De nombreux propriétaires

Se basant sur les archives et plans anciens, dont ceux détenus par la Société d’histoire de la seigneurie de Chambly, Gina Vincelli détaille aussi le passé de la maison Boileau construite vers 1819 par René Boileau fils sur la terre léguée par son père. Ce notaire était aussi un patriote et un passionné de chevaux. Il a habité la maison Boileau jusqu’au décès de son père pour ensuite déménager dans la maison de celui-ci.
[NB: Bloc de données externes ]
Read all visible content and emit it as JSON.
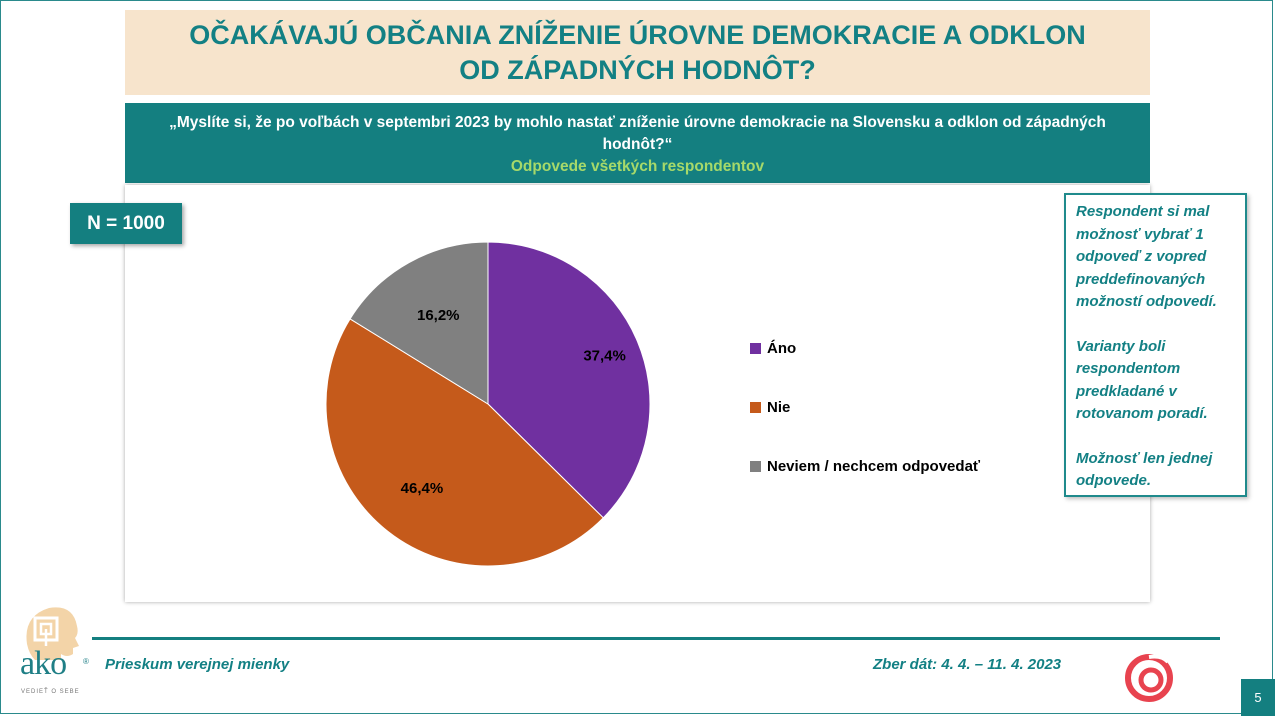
{
  "title": {
    "line1": "OČAKÁVAJÚ OBČANIA ZNÍŽENIE ÚROVNE DEMOKRACIE A ODKLON",
    "line2": "OD ZÁPADNÝCH HODNÔT?"
  },
  "question": {
    "text": "„Myslíte si, že po voľbách v septembri 2023 by mohlo nastať zníženie úrovne demokracie na Slovensku a odklon od západných hodnôt?“",
    "subtitle": "Odpovede všetkých respondentov"
  },
  "sample": {
    "label": "N = 1000"
  },
  "note": {
    "paragraphs": [
      "Respondent si mal možnosť vybrať 1 odpoveď z vopred preddefinovaných možností odpovedí.",
      "Varianty boli respondentom predkladané v rotovanom poradí.",
      "Možnosť len jednej odpovede."
    ]
  },
  "chart_data": {
    "type": "pie",
    "title": "",
    "categories": [
      "Áno",
      "Nie",
      "Neviem / nechcem odpovedať"
    ],
    "values": [
      37.4,
      46.4,
      16.2
    ],
    "value_labels": [
      "37,4%",
      "46,4%",
      "16,2%"
    ],
    "colors": [
      "#7030a0",
      "#c55a1b",
      "#808080"
    ],
    "legend_position": "right",
    "start_angle_deg": 0,
    "direction": "clockwise"
  },
  "footer": {
    "left": "Prieskum verejnej mienky",
    "right": "Zber dát: 4. 4. – 11. 4. 2023",
    "page": "5"
  },
  "logo": {
    "text": "ako",
    "tagline": "VEDIEŤ O SEBE",
    "reg": "®"
  },
  "colors": {
    "teal": "#147f80",
    "title_bg": "#f7e4cc",
    "subtitle_green": "#a6d96a"
  }
}
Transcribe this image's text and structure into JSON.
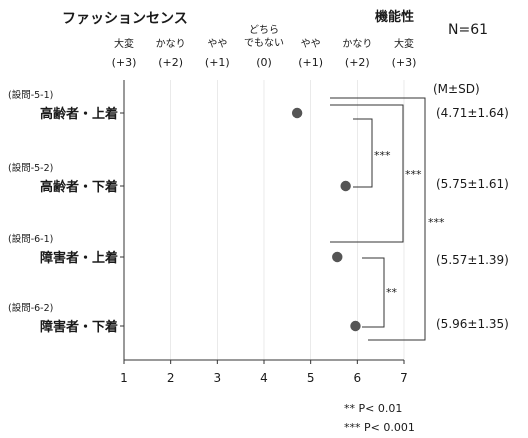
{
  "chart_data": {
    "type": "scatter",
    "left_header": "ファッションセンス",
    "right_header": "機能性",
    "n_label": "N=61",
    "scale_labels": [
      {
        "x": 1,
        "word": "大変",
        "num": "(+3)"
      },
      {
        "x": 2,
        "word": "かなり",
        "num": "(+2)"
      },
      {
        "x": 3,
        "word": "やや",
        "num": "(+1)"
      },
      {
        "x": 4,
        "word": "どちら\nでもない",
        "num": "(0)"
      },
      {
        "x": 5,
        "word": "やや",
        "num": "(+1)"
      },
      {
        "x": 6,
        "word": "かなり",
        "num": "(+2)"
      },
      {
        "x": 7,
        "word": "大変",
        "num": "(+3)"
      }
    ],
    "stats_header": "(M±SD)",
    "categories": [
      {
        "question": "(設問-5-1)",
        "label": "高齢者・上着",
        "mean": 4.71,
        "stats": "(4.71±1.64)"
      },
      {
        "question": "(設問-5-2)",
        "label": "高齢者・下着",
        "mean": 5.75,
        "stats": "(5.75±1.61)"
      },
      {
        "question": "(設問-6-1)",
        "label": "障害者・上着",
        "mean": 5.57,
        "stats": "(5.57±1.39)"
      },
      {
        "question": "(設問-6-2)",
        "label": "障害者・下着",
        "mean": 5.96,
        "stats": "(5.96±1.35)"
      }
    ],
    "x_ticks": [
      1,
      2,
      3,
      4,
      5,
      6,
      7
    ],
    "xlim": [
      1,
      7
    ],
    "significance": [
      {
        "between": [
          0,
          1
        ],
        "mark": "***"
      },
      {
        "between": [
          2,
          3
        ],
        "mark": "**"
      },
      {
        "between": [
          0,
          2
        ],
        "mark": "***"
      },
      {
        "between": [
          0,
          3
        ],
        "mark": "***"
      }
    ],
    "legend_notes": [
      "** P< 0.01",
      "*** P< 0.001"
    ],
    "colors": {
      "dot": "#555555",
      "line": "#333333",
      "grid": "#dddddd"
    }
  }
}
Le Richelieu constitue un axe de communication majeur entre les bassins versants du Saint-Laurent et celui du lac Champlain. Durant le XVIIe siècle, ce sont principalement les Iroquois de la Confédération des Cinq Nations qui emprunteront cette voie d’eau dans le cadre de leur guerre contre les Français et leurs alliés amérindiens.

 

Le neveu de René Boileau, Joseph-Alfred Porlier, a par la suite hérité du terrain et des bâtiments qui s’y trouvent. Il a finalement vendu sa propriété au marchand John Smith Watts qui y fera construire un magasin général. Ce bâtiment correspond aujourd’hui au 34, rue Martel. Il fera aussi bâtir une grange derrière la maison Boileau. Cette grange a cependant été épargnée par les démolisseurs.

Artefacts déterrés

La maison Boileau a connu plusieurs propriétaires successifs, dont Charles Édouard Gravel en 1934, qui la céda à ses fils Louis et Jean Gravel en 1957.
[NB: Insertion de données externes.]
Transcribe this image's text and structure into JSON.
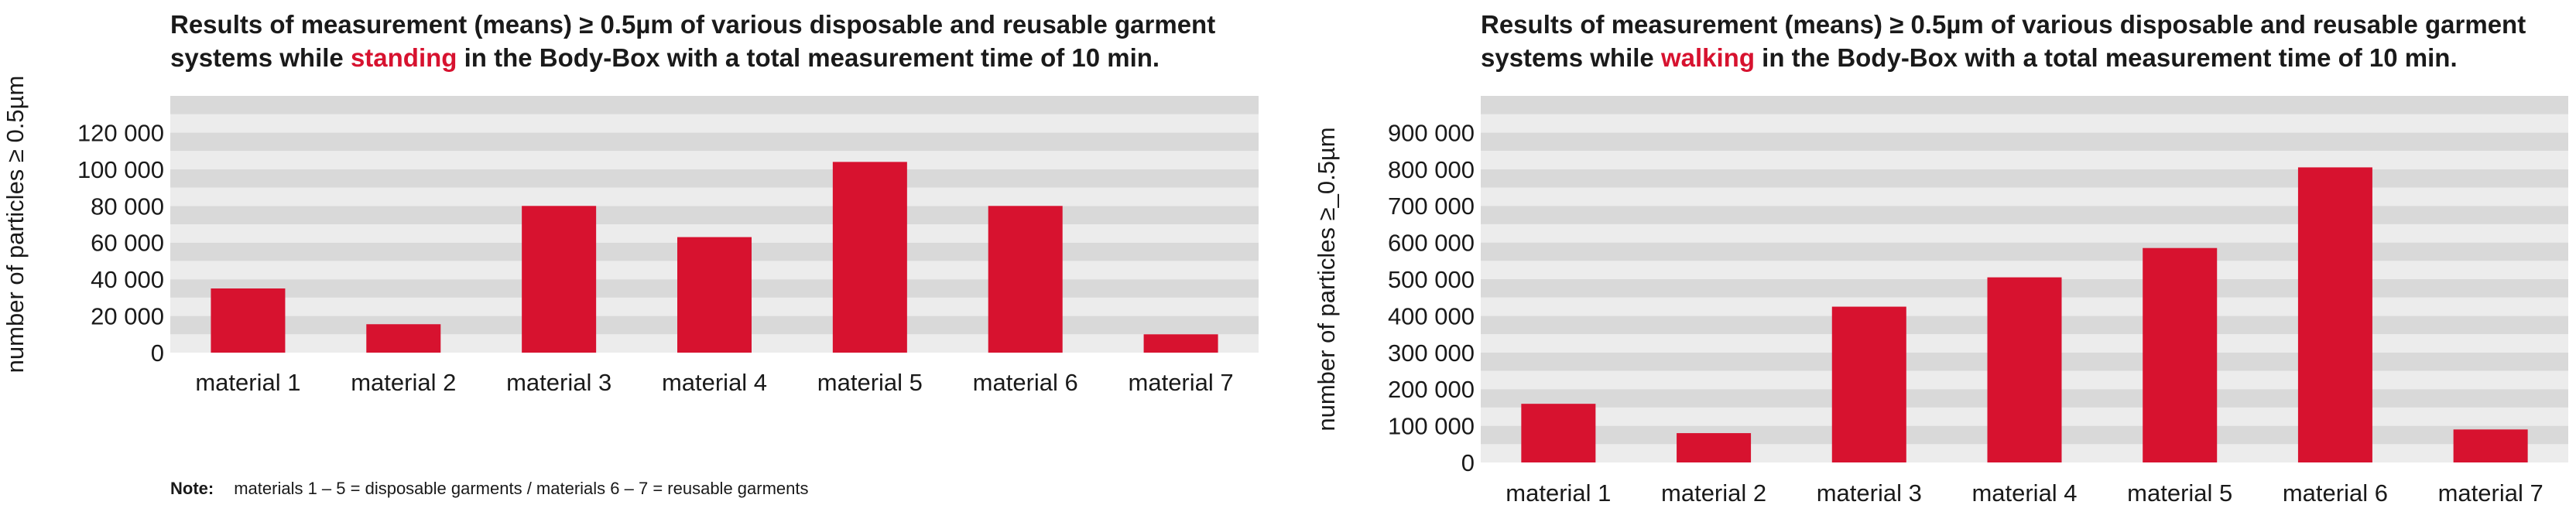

Après avoir encore changé de mains, la maison en mauvais état fut menacée de démolition en 2016. La Ville de Chambly l’a finalement acquise avec le dénouement que l’on connaît.

Dans son avis, Gina Vincelli souligne le potentiel élevé des découvertes archéologiques qui pourraient être faites sur le site, le sol ayant possiblement été peu dérangé au cours des siècles. Elle recommande également qu’un relevé architectural soit réalisé par un archéologue à l’intérieur comme à l’extérieur de la maison avant toute démolition.
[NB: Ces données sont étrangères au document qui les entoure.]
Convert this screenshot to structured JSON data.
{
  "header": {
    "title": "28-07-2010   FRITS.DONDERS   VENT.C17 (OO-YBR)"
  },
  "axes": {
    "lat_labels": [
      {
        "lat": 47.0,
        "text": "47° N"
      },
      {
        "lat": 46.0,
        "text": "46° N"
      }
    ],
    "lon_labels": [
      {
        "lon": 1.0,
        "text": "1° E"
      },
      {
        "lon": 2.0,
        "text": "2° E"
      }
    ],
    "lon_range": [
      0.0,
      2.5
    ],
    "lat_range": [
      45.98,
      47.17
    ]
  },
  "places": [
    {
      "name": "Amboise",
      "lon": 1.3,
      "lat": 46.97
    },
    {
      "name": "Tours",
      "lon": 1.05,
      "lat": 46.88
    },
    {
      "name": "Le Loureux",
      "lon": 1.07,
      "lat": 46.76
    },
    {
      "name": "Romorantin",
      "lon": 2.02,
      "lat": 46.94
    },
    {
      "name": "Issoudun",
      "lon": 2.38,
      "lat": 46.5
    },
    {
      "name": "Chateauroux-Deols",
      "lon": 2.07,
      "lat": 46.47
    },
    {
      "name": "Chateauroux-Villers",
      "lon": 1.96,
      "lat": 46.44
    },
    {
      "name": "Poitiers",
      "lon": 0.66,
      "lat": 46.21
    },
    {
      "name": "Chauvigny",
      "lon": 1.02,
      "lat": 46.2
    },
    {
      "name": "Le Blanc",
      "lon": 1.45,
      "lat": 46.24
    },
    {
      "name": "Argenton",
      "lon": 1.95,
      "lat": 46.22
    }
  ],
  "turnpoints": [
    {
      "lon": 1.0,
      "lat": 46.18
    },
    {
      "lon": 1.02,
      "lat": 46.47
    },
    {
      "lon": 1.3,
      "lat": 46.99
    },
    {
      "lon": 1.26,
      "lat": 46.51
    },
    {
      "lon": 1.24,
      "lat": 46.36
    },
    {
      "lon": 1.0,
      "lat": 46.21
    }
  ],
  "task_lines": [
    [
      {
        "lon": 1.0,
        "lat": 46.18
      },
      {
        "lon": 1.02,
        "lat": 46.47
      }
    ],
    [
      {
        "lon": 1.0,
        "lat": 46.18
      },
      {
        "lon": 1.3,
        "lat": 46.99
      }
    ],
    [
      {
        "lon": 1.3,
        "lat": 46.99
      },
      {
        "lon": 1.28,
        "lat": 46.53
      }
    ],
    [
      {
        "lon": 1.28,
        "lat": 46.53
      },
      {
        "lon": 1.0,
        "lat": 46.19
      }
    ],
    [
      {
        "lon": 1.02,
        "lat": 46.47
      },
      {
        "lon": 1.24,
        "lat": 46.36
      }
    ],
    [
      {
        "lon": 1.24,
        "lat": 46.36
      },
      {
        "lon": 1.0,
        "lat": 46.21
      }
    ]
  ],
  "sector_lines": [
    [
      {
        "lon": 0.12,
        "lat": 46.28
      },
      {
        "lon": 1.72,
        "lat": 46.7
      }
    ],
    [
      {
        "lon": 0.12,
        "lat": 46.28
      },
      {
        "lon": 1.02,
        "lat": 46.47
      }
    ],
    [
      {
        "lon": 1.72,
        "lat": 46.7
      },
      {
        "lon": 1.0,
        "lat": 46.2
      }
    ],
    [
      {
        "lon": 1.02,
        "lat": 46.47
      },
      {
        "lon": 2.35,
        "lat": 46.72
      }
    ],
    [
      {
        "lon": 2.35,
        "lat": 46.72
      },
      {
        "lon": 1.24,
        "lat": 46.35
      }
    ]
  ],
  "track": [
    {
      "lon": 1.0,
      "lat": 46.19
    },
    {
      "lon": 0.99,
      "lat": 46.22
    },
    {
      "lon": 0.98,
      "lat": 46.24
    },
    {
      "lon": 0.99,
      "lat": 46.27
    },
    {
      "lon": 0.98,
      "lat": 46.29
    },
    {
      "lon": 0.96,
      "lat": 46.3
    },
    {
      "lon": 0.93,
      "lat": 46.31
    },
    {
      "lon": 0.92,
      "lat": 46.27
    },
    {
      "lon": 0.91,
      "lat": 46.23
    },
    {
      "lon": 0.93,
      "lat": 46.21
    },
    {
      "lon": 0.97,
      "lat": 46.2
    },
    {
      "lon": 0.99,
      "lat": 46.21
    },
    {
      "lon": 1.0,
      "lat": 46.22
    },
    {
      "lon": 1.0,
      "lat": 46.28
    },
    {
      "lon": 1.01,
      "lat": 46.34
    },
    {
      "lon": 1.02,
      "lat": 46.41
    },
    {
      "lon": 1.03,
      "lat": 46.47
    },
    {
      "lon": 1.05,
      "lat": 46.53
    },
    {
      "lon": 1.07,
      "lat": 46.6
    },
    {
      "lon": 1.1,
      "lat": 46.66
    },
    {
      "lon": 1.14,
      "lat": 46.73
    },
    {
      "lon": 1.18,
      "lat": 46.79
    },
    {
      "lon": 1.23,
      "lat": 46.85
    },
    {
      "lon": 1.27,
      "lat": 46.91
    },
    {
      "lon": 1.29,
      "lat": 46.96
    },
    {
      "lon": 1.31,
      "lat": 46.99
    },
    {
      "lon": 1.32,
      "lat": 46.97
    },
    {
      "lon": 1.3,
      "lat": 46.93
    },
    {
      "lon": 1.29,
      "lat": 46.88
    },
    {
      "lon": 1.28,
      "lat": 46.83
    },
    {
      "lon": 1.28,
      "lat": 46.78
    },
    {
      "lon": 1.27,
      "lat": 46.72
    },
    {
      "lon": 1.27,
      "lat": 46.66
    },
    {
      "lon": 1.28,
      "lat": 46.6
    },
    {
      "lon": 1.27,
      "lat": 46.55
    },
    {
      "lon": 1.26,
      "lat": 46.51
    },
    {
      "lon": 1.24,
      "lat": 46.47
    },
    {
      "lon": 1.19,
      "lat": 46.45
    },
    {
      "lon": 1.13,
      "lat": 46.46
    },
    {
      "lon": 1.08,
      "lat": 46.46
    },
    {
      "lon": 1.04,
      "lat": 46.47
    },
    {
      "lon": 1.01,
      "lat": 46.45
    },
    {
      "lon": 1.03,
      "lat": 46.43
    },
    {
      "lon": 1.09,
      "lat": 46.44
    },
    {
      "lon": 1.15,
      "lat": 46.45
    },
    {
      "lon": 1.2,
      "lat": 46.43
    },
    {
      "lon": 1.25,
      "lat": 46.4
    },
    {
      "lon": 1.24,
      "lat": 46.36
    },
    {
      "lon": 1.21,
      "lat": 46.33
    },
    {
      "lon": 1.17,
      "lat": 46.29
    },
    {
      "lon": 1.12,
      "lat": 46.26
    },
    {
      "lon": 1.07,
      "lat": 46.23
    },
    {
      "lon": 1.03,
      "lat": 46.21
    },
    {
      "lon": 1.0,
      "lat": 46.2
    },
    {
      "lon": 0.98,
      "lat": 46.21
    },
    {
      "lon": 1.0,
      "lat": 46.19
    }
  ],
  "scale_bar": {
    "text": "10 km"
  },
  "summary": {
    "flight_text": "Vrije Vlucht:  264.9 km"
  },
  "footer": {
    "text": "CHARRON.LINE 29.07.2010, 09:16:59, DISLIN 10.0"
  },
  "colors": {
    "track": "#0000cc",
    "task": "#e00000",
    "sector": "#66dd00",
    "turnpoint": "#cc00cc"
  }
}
En mai dernier, à la demande de la Ville de Chambly, des excavations ont été faites à différents endroits sur le terrain. Des artefacts ont été déterrés et les fondations d’une ancienne annexe ont été découvertes. Un rapport d’étape d’Artefactuel a été remis à la Ville de Chambly, mais le rapport final n’a pas été rendu public.

Site patrimonial ?

L’administration du maire Denis Lavoie compte maintenant reconstruire la maison Boileau à l’identique. Lors de sa dernière assemblée, le conseil municipal a d’ailleurs approuvé le lancement d’un appel d’offres pour la réalisation des plans et devis de la future maison.

Maintenant que la maison Boileau n’est plus qu’un souvenir, Louise Chevrier, membre du Mouvement citoyen de Chambly, espère que des fouilles plus exhaustives seront réalisées sur le site. Elle a d’ailleurs demandé à la direction générale du patrimoine du ministère de la Culture et des Communications que le secteur soit officiellement reconnu comme un site archéologique à préserver. Mais à plus long terme, une protection plus globale devrait être envisagée, croit-elle.

« La Ville pourrait faire une déclaration de site du patrimoine du village de Chambly-Bassin. Mais on est avec une administration municipale qui n’est pas du tout à l’écoute de ce genre de chose là », dit-elle.